The next morning the fear is rampant.  People point at me from across the commons.  The whispering is everywhere.  A faculty member stops as I approach my classroom building.  I can see her feet from my viewpoint.  I don’t know whether to slow down or hurry up.  I am paralyzed by fear.  I try to slow down but the teacher says nothing.  I walk into the classroom and sit down.  On my desk there is some writing.  Something written right on the desk.  “Don’t be afraid.” I erase the pencil marks with the palm of my hand.  I am afraid.
Class gets out and I hurry for the door.  I can feel their eyes burning a hole into the back of my head.  The door squeaks as I open it.  I exit into the bright sunlight and feel a ripping sound.  “Around here.  Hurry!” a voice says from around the corner.  Asshole is pulling me by my shirt around the corner of the building.  The voice, which now has a body, pushes me up against the brick wall.  My head slams against the brick hard enough to daze me.  “You are not going to be next, you fucking freak,” he says.  Asshole is now right next to him.  They both look ready to beat me.  I know that look well.  “We want you off campus today.  Get your freaked out ass off campus or we will beat to a pulp,” he said spitting on me.  I wanted to curl.  Up in a ball.  Dark in a closet.  I wanted safety.  I wanted to escape.  Asshole apparently didn’t think the other gue was clear enough.  “We are going to beat the shit out of you if we see you tomorrow.  Got it?”  Then it happened.  As it always did from my earliest memories.  I faded from reality.  I couldn’t hear them anymore but they were still talking.  I was gone.  Curled up in a ball.  In a dark place.  I could still feel Asshole’s hand on my shoulder, I could feel the warm blood now on my neck from the impact with the brick wall, but I was gone.  Bye, bye.  The other guy punched me in the stomach and I guess I fell to the sidewalk.  Finally I curled.  It felt good.  Then it got dark, blissfully dark.

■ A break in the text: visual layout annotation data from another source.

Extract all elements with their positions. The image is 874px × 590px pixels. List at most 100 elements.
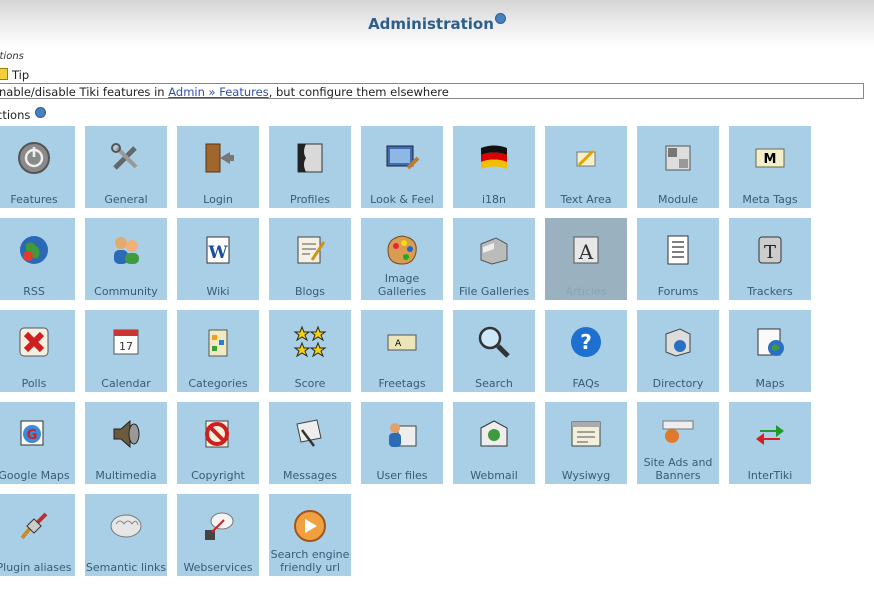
section-tile-categories[interactable]: Categories — [176, 309, 260, 393]
section-tile-articles[interactable]: A Articles — [544, 217, 628, 301]
section-tile-freetags[interactable]: A Freetags — [360, 309, 444, 393]
section-tile-intertiki[interactable]: InterTiki — [728, 401, 812, 485]
section-tile-rss[interactable]: RSS — [0, 217, 76, 301]
section-tile-general[interactable]: General — [84, 125, 168, 209]
section-tile-label: FAQs — [572, 377, 600, 390]
section-tile-site-ads-and-banners[interactable]: Site Ads and Banners — [636, 401, 720, 485]
section-tile-search[interactable]: Search — [452, 309, 536, 393]
section-tile-label: i18n — [481, 193, 507, 206]
tip-title: Tip — [0, 68, 29, 82]
svg-text:17: 17 — [119, 340, 133, 353]
section-tile-webmail[interactable]: Webmail — [452, 401, 536, 485]
plug-icon — [16, 508, 52, 544]
section-tile-calendar[interactable]: 17 Calendar — [84, 309, 168, 393]
section-tile-webservices[interactable]: Webservices — [176, 493, 260, 577]
section-tile-plugin-aliases[interactable]: Plugin aliases — [0, 493, 76, 577]
question-icon: ? — [568, 324, 604, 360]
section-tile-polls[interactable]: Polls — [0, 309, 76, 393]
section-tile-module[interactable]: Module — [636, 125, 720, 209]
section-tile-label: Freetags — [378, 377, 426, 390]
paint-picture-icon — [384, 140, 420, 176]
section-tile-blogs[interactable]: Blogs — [268, 217, 352, 301]
wysiwyg-icon — [568, 416, 604, 452]
profile-icon — [292, 140, 328, 176]
section-tile-label: Search engine friendly url — [270, 548, 350, 574]
section-tile-profiles[interactable]: Profiles — [268, 125, 352, 209]
section-tile-label: Maps — [755, 377, 785, 390]
section-tile-directory[interactable]: Directory — [636, 309, 720, 393]
section-tile-forums[interactable]: Forums — [636, 217, 720, 301]
section-tile-meta-tags[interactable]: M Meta Tags — [728, 125, 812, 209]
section-tile-label: Profiles — [290, 193, 330, 206]
svg-text:M: M — [764, 152, 777, 167]
breadcrumb[interactable]: ctions — [0, 51, 24, 62]
section-tile-look-feel[interactable]: Look & Feel — [360, 125, 444, 209]
sections-label: ctions — [0, 107, 46, 122]
tag-icon: M — [752, 140, 788, 176]
section-tile-label: Polls — [21, 377, 47, 390]
section-tile-user-files[interactable]: User files — [360, 401, 444, 485]
section-tile-wiki[interactable]: W Wiki — [176, 217, 260, 301]
section-tile-label: Module — [658, 193, 698, 206]
section-tile-copyright[interactable]: Copyright — [176, 401, 260, 485]
section-tile-wysiwyg[interactable]: Wysiwyg — [544, 401, 628, 485]
section-tile-maps[interactable]: Maps — [728, 309, 812, 393]
module-icon — [660, 140, 696, 176]
help-icon[interactable] — [494, 13, 506, 24]
section-tile-multimedia[interactable]: Multimedia — [84, 401, 168, 485]
section-tile-label: Copyright — [191, 469, 245, 482]
section-tile-label: Multimedia — [95, 469, 157, 482]
section-tile-label: Community — [94, 285, 158, 298]
section-tile-label: Wiki — [206, 285, 230, 298]
section-tile-label: Messages — [283, 469, 337, 482]
section-tile-label: Score — [294, 377, 326, 390]
map-icon — [752, 324, 788, 360]
tools-icon — [108, 140, 144, 176]
section-tile-score[interactable]: Score — [268, 309, 352, 393]
section-tile-text-area[interactable]: Text Area — [544, 125, 628, 209]
arrows-icon — [752, 416, 788, 452]
section-tile-login[interactable]: Login — [176, 125, 260, 209]
section-tile-label: Semantic links — [85, 561, 167, 574]
x-icon — [16, 324, 52, 360]
section-tile-label: Meta Tags — [742, 193, 798, 206]
section-tile-file-galleries[interactable]: File Galleries — [452, 217, 536, 301]
article-icon: A — [568, 232, 604, 268]
sefurl-icon — [292, 508, 328, 544]
section-tile-trackers[interactable]: T Trackers — [728, 217, 812, 301]
palette-icon — [384, 232, 420, 268]
brain-icon — [108, 508, 144, 544]
tip-icon — [0, 68, 8, 80]
magnifier-icon — [476, 324, 512, 360]
section-tile-label: Blogs — [294, 285, 326, 298]
svg-text:?: ? — [580, 330, 592, 354]
user-files-icon — [384, 416, 420, 452]
section-tile-community[interactable]: Community — [84, 217, 168, 301]
calendar-icon: 17 — [108, 324, 144, 360]
door-icon — [200, 140, 236, 176]
section-tile-label: Forums — [657, 285, 699, 298]
section-tile-semantic-links[interactable]: Semantic links — [84, 493, 168, 577]
section-tile-i18n[interactable]: i18n — [452, 125, 536, 209]
webmail-icon — [476, 416, 512, 452]
stars-icon — [292, 324, 328, 360]
section-tile-label: RSS — [23, 285, 45, 298]
section-tile-label: File Galleries — [458, 285, 530, 298]
section-tile-label: InterTiki — [747, 469, 793, 482]
section-tile-faqs[interactable]: ? FAQs — [544, 309, 628, 393]
section-tile-search-engine-friendly-url[interactable]: Search engine friendly url — [268, 493, 352, 577]
svg-text:A: A — [578, 240, 594, 264]
people-icon — [108, 232, 144, 268]
section-tile-label: Image Galleries — [377, 272, 427, 298]
section-tile-image-galleries[interactable]: Image Galleries — [360, 217, 444, 301]
admin-features-link[interactable]: Admin » Features — [168, 85, 268, 98]
svg-text:G: G — [27, 428, 38, 443]
section-tile-label: General — [104, 193, 148, 206]
section-tile-messages[interactable]: Messages — [268, 401, 352, 485]
header-bar: Administration — [0, 0, 874, 48]
section-tile-label: Login — [203, 193, 233, 206]
section-tile-label: Plugin aliases — [0, 561, 72, 574]
section-tile-features[interactable]: Features — [0, 125, 76, 209]
sections-help-icon[interactable] — [35, 107, 46, 118]
section-tile-google-maps[interactable]: G Google Maps — [0, 401, 76, 485]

I awoke to the smell of her.  I refused to open my eyes.  I just smelled.  I realized in that moment that that smell made me happy.  I had eliminated the hope of happiness years ago.  But that smell made me smile.  “Don’t be afraid.”  This time not written on a desk, but connected to a voice.  And that smell.  “You’re smiling?” she asked, more than said.  You have a broken nose, a bloody head and you’re smiling?”  I opened my eyes and saw her shiny legs.  She looked at me and said.  “Why are you smiling?”  I looked at her.  I thought about the day when smiling at her was my plan to show someone I was normal.  That I wasn’t a freak.  That I wasn’t dangerous.  That I desperately wanted to be like everyone else, talking about school, sex, and sports.  “Because you make me happy.”